30. bölüm

551 64 4
                                    

Dediği gibi son defa görmüştü beni... Bende onu son defa gördüm. Herkes ile vedalaştık yola çıkmadan önce. Zümra ve Eymen bile bana kocaman sarıldı.

Şuan İstanbul'a yaklaşmıştık. Geri evime dönmek kötü hissetiriyordu. Mutlu olmalıydım değil mi? Bu yıl üniversiteye başlayacaktım.

Elimden gelen en iyisini yapıp bu üniversiteyi de bitirecektim. Berat ile hayallerimiz vardı inşaat şirketi kuracaktık. Berat da inşaat mühendisliği son sınıfa geçmişti. İnanıyorum başaracağız.

"Abla! Anne bu kız uçmuş duymuyor beni"

Kerem'in bağırması ile irkildim. Uçmuş mu demişti? bu da babaannemle kala kala kelimleri tuhaflaşmıştı.

"Ne diyorsun?"

"Diyorum ki çok güzel bir yaz tatiliydi değil mi?"

Sanki hâlâ duymuyormuşum gibi bağırıyordu.

"Evet evet güzeldi."

Aslında Nazlı'nın ölümünden sonra durağan geçen hayatım bu yaz tatilinde çok hareketli geçmişti.

Göz kapaklarım uyumayı istiyormuş gibi ağırlaşınca, gözümü kapatıp uykuya teslim ettim kendimi.

-

"Özün, hadi kalk eve geldik."

Annemin sesiyle gözlemi açtım. Evin önünde olan arabadan inerek eve doğru adımlarımı attım.

Eve girdikten sonra psikoloğumun yanına gitmek için hazırlanmaya başladım. Yol yorgunuydum ancak bu işimi de halledersem rahatlardım.
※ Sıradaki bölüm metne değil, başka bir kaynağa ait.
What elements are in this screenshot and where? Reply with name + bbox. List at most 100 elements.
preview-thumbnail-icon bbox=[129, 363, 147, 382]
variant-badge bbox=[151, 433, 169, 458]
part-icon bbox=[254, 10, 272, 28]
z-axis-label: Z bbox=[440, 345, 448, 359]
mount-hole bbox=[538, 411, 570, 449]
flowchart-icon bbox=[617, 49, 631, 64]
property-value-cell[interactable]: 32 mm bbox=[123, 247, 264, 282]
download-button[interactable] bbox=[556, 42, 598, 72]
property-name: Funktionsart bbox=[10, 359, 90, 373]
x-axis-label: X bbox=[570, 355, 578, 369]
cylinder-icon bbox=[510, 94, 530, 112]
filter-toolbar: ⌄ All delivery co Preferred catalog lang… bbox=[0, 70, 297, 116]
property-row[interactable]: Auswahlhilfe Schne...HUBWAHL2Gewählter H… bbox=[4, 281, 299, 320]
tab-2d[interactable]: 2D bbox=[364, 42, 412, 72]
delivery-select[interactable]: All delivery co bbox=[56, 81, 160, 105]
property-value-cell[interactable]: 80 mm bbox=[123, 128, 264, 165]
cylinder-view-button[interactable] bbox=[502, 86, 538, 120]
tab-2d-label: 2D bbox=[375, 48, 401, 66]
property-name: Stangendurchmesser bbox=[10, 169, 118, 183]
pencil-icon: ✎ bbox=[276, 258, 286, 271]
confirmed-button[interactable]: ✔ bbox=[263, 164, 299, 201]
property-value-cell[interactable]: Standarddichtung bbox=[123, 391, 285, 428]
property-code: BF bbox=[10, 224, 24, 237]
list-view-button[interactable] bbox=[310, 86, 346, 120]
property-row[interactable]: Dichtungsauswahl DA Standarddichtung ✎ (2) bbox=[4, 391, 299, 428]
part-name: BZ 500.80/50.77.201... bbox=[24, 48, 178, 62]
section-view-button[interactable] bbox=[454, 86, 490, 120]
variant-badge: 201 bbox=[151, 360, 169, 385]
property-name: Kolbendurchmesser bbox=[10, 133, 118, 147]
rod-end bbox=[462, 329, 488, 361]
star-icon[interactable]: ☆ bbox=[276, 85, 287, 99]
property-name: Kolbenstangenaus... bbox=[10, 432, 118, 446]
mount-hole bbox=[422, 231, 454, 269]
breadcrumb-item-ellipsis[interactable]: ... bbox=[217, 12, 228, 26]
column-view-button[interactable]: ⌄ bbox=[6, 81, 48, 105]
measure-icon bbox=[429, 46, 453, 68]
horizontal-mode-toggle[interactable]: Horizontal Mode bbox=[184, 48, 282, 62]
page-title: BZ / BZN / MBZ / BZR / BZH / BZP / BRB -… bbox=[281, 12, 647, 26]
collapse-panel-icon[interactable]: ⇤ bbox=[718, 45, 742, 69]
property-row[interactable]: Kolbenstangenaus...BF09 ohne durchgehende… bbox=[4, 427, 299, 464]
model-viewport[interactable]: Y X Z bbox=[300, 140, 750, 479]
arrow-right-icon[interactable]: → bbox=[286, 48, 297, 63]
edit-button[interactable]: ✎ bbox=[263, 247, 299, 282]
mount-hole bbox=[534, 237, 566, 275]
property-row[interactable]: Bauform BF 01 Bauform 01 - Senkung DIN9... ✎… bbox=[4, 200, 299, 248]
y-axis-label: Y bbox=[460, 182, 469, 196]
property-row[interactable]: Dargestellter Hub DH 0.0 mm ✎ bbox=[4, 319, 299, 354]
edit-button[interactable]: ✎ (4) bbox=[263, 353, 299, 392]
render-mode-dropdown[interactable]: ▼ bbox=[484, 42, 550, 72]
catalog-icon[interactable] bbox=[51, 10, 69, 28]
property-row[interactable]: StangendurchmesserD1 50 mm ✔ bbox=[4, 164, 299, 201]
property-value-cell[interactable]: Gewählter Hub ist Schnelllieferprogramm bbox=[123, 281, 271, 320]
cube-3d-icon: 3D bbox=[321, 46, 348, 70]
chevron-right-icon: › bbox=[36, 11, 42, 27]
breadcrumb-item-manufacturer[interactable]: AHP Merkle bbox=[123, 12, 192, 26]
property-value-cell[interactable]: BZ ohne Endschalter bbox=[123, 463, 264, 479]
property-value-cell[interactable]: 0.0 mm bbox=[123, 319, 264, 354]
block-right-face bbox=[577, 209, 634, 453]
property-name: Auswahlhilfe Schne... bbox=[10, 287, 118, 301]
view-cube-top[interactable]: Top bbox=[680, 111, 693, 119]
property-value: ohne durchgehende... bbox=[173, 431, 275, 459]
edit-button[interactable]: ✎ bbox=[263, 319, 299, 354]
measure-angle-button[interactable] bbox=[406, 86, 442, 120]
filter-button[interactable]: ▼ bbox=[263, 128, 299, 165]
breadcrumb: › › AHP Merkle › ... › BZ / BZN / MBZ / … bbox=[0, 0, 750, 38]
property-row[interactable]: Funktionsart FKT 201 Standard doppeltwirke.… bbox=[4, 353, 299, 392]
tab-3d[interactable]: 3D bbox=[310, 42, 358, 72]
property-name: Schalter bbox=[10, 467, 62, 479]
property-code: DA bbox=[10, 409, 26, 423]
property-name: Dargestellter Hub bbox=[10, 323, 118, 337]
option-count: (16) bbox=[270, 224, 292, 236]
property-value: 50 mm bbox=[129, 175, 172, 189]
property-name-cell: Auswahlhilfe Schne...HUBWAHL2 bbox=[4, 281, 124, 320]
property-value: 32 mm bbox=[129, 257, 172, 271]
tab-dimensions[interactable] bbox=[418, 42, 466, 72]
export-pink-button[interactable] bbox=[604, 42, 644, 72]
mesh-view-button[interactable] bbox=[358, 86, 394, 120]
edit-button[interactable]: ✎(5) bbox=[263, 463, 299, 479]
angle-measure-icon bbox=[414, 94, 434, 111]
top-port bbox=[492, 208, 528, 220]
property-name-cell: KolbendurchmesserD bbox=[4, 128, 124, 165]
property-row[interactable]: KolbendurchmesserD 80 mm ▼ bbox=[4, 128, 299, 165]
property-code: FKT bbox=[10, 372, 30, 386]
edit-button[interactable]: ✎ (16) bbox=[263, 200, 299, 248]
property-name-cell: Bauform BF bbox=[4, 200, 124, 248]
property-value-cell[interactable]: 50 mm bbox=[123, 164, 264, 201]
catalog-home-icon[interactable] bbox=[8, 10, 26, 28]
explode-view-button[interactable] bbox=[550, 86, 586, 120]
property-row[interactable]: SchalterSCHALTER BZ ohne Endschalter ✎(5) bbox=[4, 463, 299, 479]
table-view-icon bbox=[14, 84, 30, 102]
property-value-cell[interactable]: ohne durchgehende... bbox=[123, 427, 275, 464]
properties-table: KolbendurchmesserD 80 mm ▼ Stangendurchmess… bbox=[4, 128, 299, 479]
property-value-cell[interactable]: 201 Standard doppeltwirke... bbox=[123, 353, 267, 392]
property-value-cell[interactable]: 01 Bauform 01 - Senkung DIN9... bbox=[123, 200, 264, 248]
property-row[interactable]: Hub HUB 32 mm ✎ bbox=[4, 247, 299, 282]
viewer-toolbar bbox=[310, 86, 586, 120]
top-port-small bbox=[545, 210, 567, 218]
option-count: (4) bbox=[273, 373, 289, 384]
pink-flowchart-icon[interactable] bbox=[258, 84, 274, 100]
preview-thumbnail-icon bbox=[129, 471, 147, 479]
Evden çıkmadan önce anneme seslendim.

"Anne ben Kübra'nın yanına gidiyorum."

"Tamam ama geç kalma"

Ayakkabılarımı hızlı hızlı giyip çıktım. Yürüyerek gidebilecek kadar yakın olduğu için yürümeye başladım.

Vardıktan sonra bahçede banklarda oturan Kübra'yı görünce yavaş yavaş arkasından yaklaştım. Ve elim ile gözünü kapattım.
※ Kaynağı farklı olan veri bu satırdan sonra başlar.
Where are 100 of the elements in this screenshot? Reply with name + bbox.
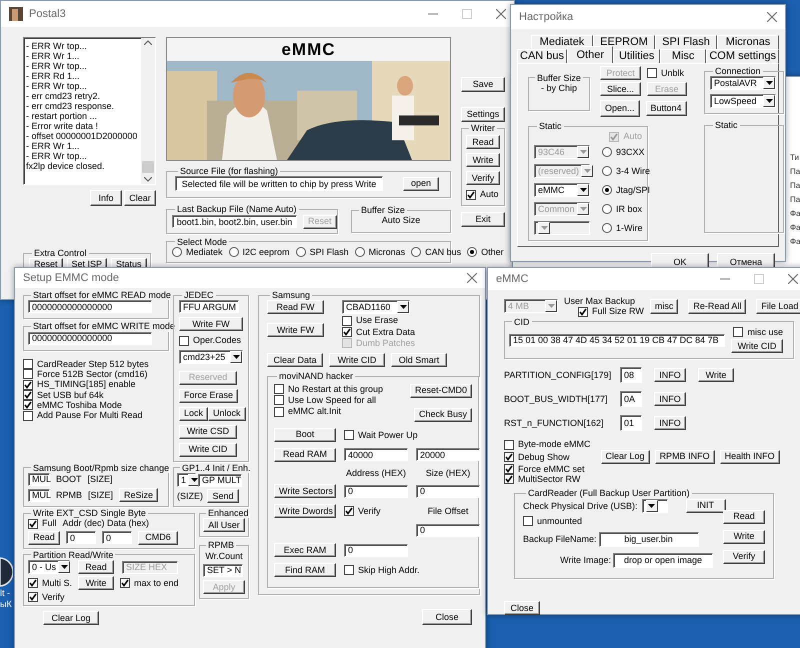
checkbox[interactable] [344,430,354,440]
dropdown[interactable] [642,498,668,513]
button[interactable]: Boot [274,428,336,442]
button[interactable]: Settings [461,107,505,122]
radio-button[interactable] [354,247,365,258]
button[interactable]: Clear Data [267,353,323,368]
button[interactable]: Write FW [179,317,243,332]
button[interactable]: Read [466,135,500,150]
text-field[interactable]: 0 [416,524,480,538]
checkbox[interactable] [179,336,189,346]
button[interactable]: Clear Log [600,450,650,464]
scroll-down-icon[interactable] [144,177,152,182]
tab[interactable]: EEPROM [593,35,655,49]
radio-button[interactable] [602,184,612,195]
checkbox[interactable] [342,316,352,326]
text-field[interactable]: 0 [344,544,408,557]
checkbox[interactable] [23,410,33,421]
button[interactable]: Write [466,153,500,168]
checkbox[interactable] [23,358,33,369]
radio-button[interactable] [228,247,239,258]
dropdown[interactable]: 1 [177,473,196,488]
button[interactable]: Read FW [267,300,324,314]
radio-button[interactable] [411,247,422,258]
text-field[interactable]: 0A [620,391,642,408]
radio-button[interactable] [467,247,478,258]
button[interactable]: Old Smart [391,353,447,368]
button[interactable]: Verify [466,171,500,186]
checkbox[interactable] [28,592,38,602]
checkbox[interactable] [504,452,514,462]
button[interactable]: CMD6 [138,530,178,545]
button[interactable]: ReSize [119,488,158,502]
text-field[interactable]: MUL [28,488,50,502]
button[interactable]: Find RAM [274,563,336,578]
button[interactable]: Write CID [179,442,237,457]
checkbox[interactable] [23,390,33,400]
text-field[interactable]: 0000000000000000 [28,300,152,314]
button[interactable]: Exit [461,212,505,227]
button[interactable]: INFO [654,392,686,406]
checkbox[interactable] [523,516,533,526]
button[interactable]: Check Busy [414,408,472,422]
button[interactable]: File Load [756,298,800,314]
button[interactable]: RPMB INFO [654,450,715,464]
log-list[interactable] [23,37,156,185]
text-field[interactable]: Selected file will be written to chip by press Write [175,176,383,192]
text-field[interactable]: MUL [28,473,50,486]
tab[interactable]: COM settings [706,49,779,63]
dropdown[interactable]: cmd23+25 [179,350,243,364]
dropdown[interactable]: CBAD1160 [342,300,410,314]
checkbox[interactable] [274,384,284,394]
text-field[interactable]: 20000 [416,448,480,462]
text-field[interactable]: 0 [102,531,132,544]
button[interactable]: Write [723,530,765,544]
checkbox[interactable] [28,578,38,588]
button[interactable]: Write [698,368,734,382]
button[interactable]: INFO [654,368,686,382]
text-field[interactable]: drop or open image [613,553,713,568]
button[interactable]: Re-Read All [688,298,746,314]
text-field[interactable]: 01 [620,415,642,432]
button[interactable]: Lock [179,406,208,421]
dropdown[interactable]: LowSpeed [710,94,776,108]
button[interactable]: Read [28,530,60,545]
button[interactable]: Save [461,77,505,92]
desktop-icon[interactable] [0,556,13,588]
radio-button[interactable] [602,204,612,214]
button[interactable]: Info [90,190,122,206]
button[interactable]: Write Sectors [274,484,336,498]
radio-button[interactable] [172,247,182,258]
close-icon[interactable] [767,12,777,22]
text-field[interactable]: 40000 [344,448,408,462]
checkbox[interactable] [504,440,514,450]
checkbox[interactable] [733,327,744,338]
text-field[interactable]: 0 [66,531,96,544]
checkbox[interactable] [466,190,476,200]
button[interactable]: Send [207,489,239,504]
button[interactable]: Exec RAM [274,543,336,558]
button[interactable]: INFO [654,416,686,430]
scrollbar-thumb[interactable] [142,161,154,173]
button[interactable]: misc [650,298,678,314]
button[interactable]: Write FW [267,323,324,338]
button[interactable]: Write CSD [179,424,237,439]
checkbox[interactable] [274,395,284,406]
button[interactable]: Close [504,601,540,616]
button[interactable]: Health INFO [720,450,780,464]
text-field[interactable]: FFU ARGUM [179,300,239,314]
checkbox[interactable] [504,474,514,484]
checkbox[interactable] [578,306,588,317]
button[interactable]: All User [203,518,245,532]
checkbox[interactable] [344,506,354,516]
button[interactable]: Button4 [646,101,687,116]
text-field[interactable]: 0 [344,484,408,498]
button[interactable]: Verify [723,550,765,564]
checkbox[interactable] [647,68,658,78]
close-icon[interactable] [496,9,506,19]
button[interactable]: Reset-CMD0 [410,384,472,398]
checkbox[interactable] [504,464,514,474]
checkbox[interactable] [274,406,284,417]
close-icon[interactable] [788,274,798,284]
text-field[interactable]: 0000000000000000 [28,332,152,345]
dropdown[interactable]: PostalAVR [710,76,776,90]
text-field[interactable]: 0 [416,484,480,498]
"Özün sensin." dedi direk şaşırarak önüne geçtim.

"Nereden anladın ya"

"Efsane bir şekilde Dalin kokuyorsun." diyerek ayağa kalkıp sarıldı.
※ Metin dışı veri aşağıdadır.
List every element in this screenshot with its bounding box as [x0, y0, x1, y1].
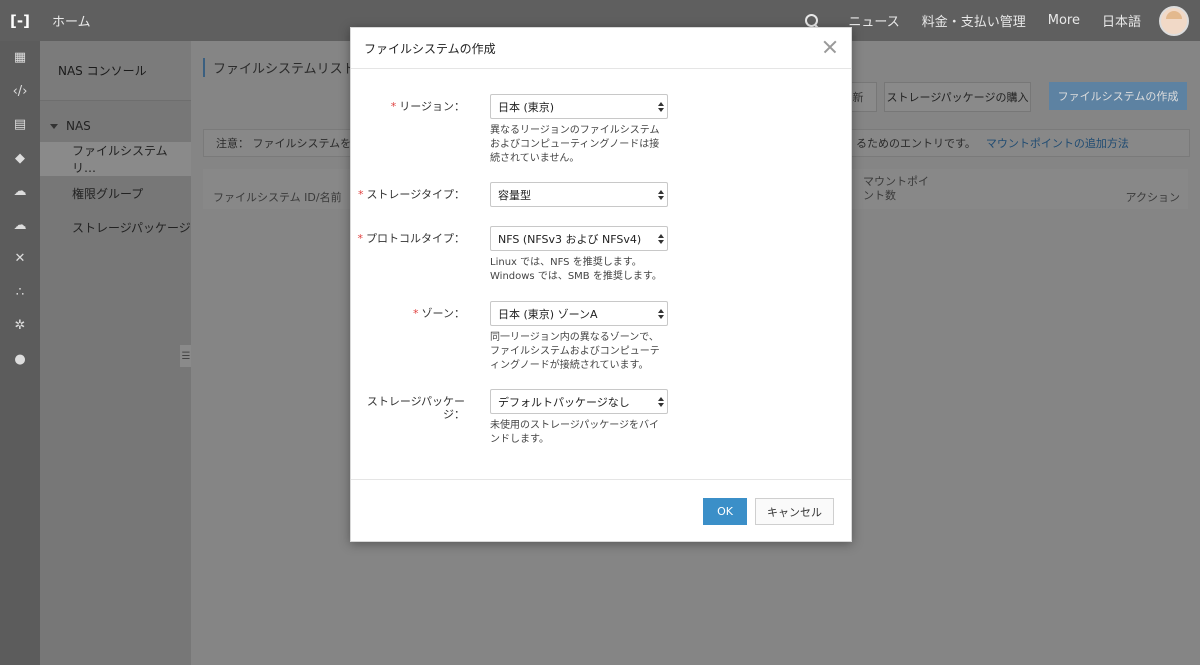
- cloud-upload-icon[interactable]: ☁: [0, 209, 40, 243]
- ok-button[interactable]: OK: [703, 498, 747, 525]
- page-title: ファイルシステムリスト: [203, 58, 356, 77]
- storage-package-help: 未使用のストレージパッケージをバイ ンドします。: [490, 420, 659, 445]
- server-icon[interactable]: ▤: [0, 108, 40, 142]
- create-file-system-button[interactable]: ファイルシステムの作成: [1049, 82, 1187, 110]
- storage-package-select[interactable]: デフォルトパッケージなし: [490, 389, 668, 414]
- nav-news[interactable]: ニュース: [848, 11, 899, 30]
- top-right-nav: ニュース 料金・支払い管理 More 日本語: [804, 0, 1200, 41]
- sidebar-item-file-system-list[interactable]: ファイルシステムリ…: [40, 142, 191, 176]
- storage-type-select[interactable]: 容量型: [490, 182, 668, 207]
- cloud-icon[interactable]: ☁: [0, 175, 40, 209]
- col-action: アクション: [1125, 191, 1180, 204]
- shield-icon[interactable]: ◆: [0, 142, 40, 176]
- col-mount-line1: マウントポイ: [863, 175, 929, 188]
- nav-language[interactable]: 日本語: [1102, 11, 1141, 30]
- region-select[interactable]: 日本 (東京): [490, 94, 668, 119]
- protocol-help: Linux では、NFS を推奨します。 Windows では、SMB を推奨しま…: [490, 257, 662, 282]
- col-mount-points: マウントポイ ント数: [863, 175, 929, 203]
- grid-icon[interactable]: ▦: [0, 41, 40, 75]
- product-icon-rail: ▦ ‹/› ▤ ◆ ☁ ☁ ✕ ∴ ✲ ●: [0, 41, 40, 665]
- storage-package-label: ストレージパッケー ジ：: [366, 395, 465, 421]
- code-icon[interactable]: ‹/›: [0, 75, 40, 109]
- zone-help: 同一リージョン内の異なるゾーンで、 ファイルシステムおよびコンピューテ ィングノード…: [490, 332, 660, 371]
- dialog-title: ファイルシステムの作成: [364, 41, 496, 56]
- zone-select[interactable]: 日本 (東京) ゾーンA: [490, 301, 668, 326]
- region-help: 異なるリージョンのファイルシステム およびコンピューティングノードは接 続されていま…: [490, 125, 660, 164]
- nav-billing[interactable]: 料金・支払い管理: [922, 11, 1026, 30]
- cluster-icon[interactable]: ∴: [0, 276, 40, 310]
- col-mount-line2: ント数: [863, 189, 896, 202]
- caret-down-icon: [50, 123, 58, 129]
- sidebar-item-storage-package[interactable]: ストレージパッケージ: [40, 210, 191, 244]
- gear-icon[interactable]: ✲: [0, 309, 40, 343]
- close-icon[interactable]: [823, 40, 837, 54]
- sidebar: NAS コンソール NAS ファイルシステムリ… 権限グループ ストレージパッケ…: [40, 41, 191, 665]
- buy-storage-package-button[interactable]: ストレージパッケージの購入: [884, 82, 1031, 112]
- avatar[interactable]: [1159, 5, 1189, 36]
- cancel-button[interactable]: キャンセル: [755, 498, 834, 525]
- create-file-system-dialog: ファイルシステムの作成 * リージョン： 日本 (東京) 異なるリージョンのファイ…: [350, 27, 852, 542]
- storage-type-label: * ストレージタイプ：: [357, 188, 465, 201]
- sidebar-group-nas[interactable]: NAS: [40, 110, 191, 142]
- dialog-footer: OK キャンセル: [351, 479, 851, 542]
- region-label: * リージョン：: [390, 100, 465, 113]
- zone-label: * ゾーン：: [413, 307, 465, 320]
- protocol-type-label: * プロトコルタイプ：: [357, 232, 466, 245]
- notice-text-tail: るためのエントリです。: [856, 137, 976, 150]
- mount-point-help-link[interactable]: マウントポイントの追加方法: [986, 137, 1129, 150]
- home-link[interactable]: ホーム: [52, 11, 91, 30]
- nav-more[interactable]: More: [1048, 13, 1080, 28]
- sidebar-item-permission-group[interactable]: 権限グループ: [40, 176, 191, 210]
- network-icon[interactable]: ✕: [0, 242, 40, 276]
- console-logo-icon[interactable]: [-]: [0, 0, 40, 41]
- notice-text: 注意： ファイルシステムを作: [216, 137, 363, 150]
- col-file-system-id: ファイルシステム ID/名前: [213, 191, 342, 204]
- notice-text-right: るためのエントリです。 マウントポイントの追加方法: [856, 135, 1129, 151]
- sidebar-title: NAS コンソール: [40, 41, 191, 101]
- protocol-type-select[interactable]: NFS (NFSv3 および NFSv4): [490, 226, 668, 251]
- dialog-header: ファイルシステムの作成: [351, 28, 851, 69]
- sidebar-group-label: NAS: [66, 119, 91, 133]
- circle-icon[interactable]: ●: [0, 343, 40, 377]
"Hoşgelmişsin hanımefendi"

"Hoşbuldum hoşbuldum." Dedim gülümseyerek

"Morelin iyi gibi. Yaramış sana İzmir." Dedi ve ekledi. "Aslında ben daha kötü olacağını düşünüyordum ama harika gözüküyorsun."

Neden böyle düşündüğünü çok iyi biliyorum. Nazlı'nın ölümünden sonra ilk defa gittiğim için kötü olacağımı düşünüyordu.

"Hadi odama geçelim." diyerek yürümeye başladı. Hemen ardından yürüyerek odaya girdik.

Masasına oturduktan sonra bende karşısına geçtim.

"Öncellikle Özün bugün sadece seninle sohbet edeceğim. Öyle geçmişteki konuları konuşup kötü olmanı istemiyorum."

"Tamam zaten bende seninle konuşmayı özlemiştim."

Arkadaşım olarak psikoloğum olarak değil tabi ki de.

"Aslında Buğlem benimle hep iletişim içindeydi. Ne olduysa anlattı. Her şeyi biliyorum resmen."

"Görüyor musun bir terk etmedi bu huyunu"

"Hiç kızma ben seni hep soruyordum. O da hep anlattı."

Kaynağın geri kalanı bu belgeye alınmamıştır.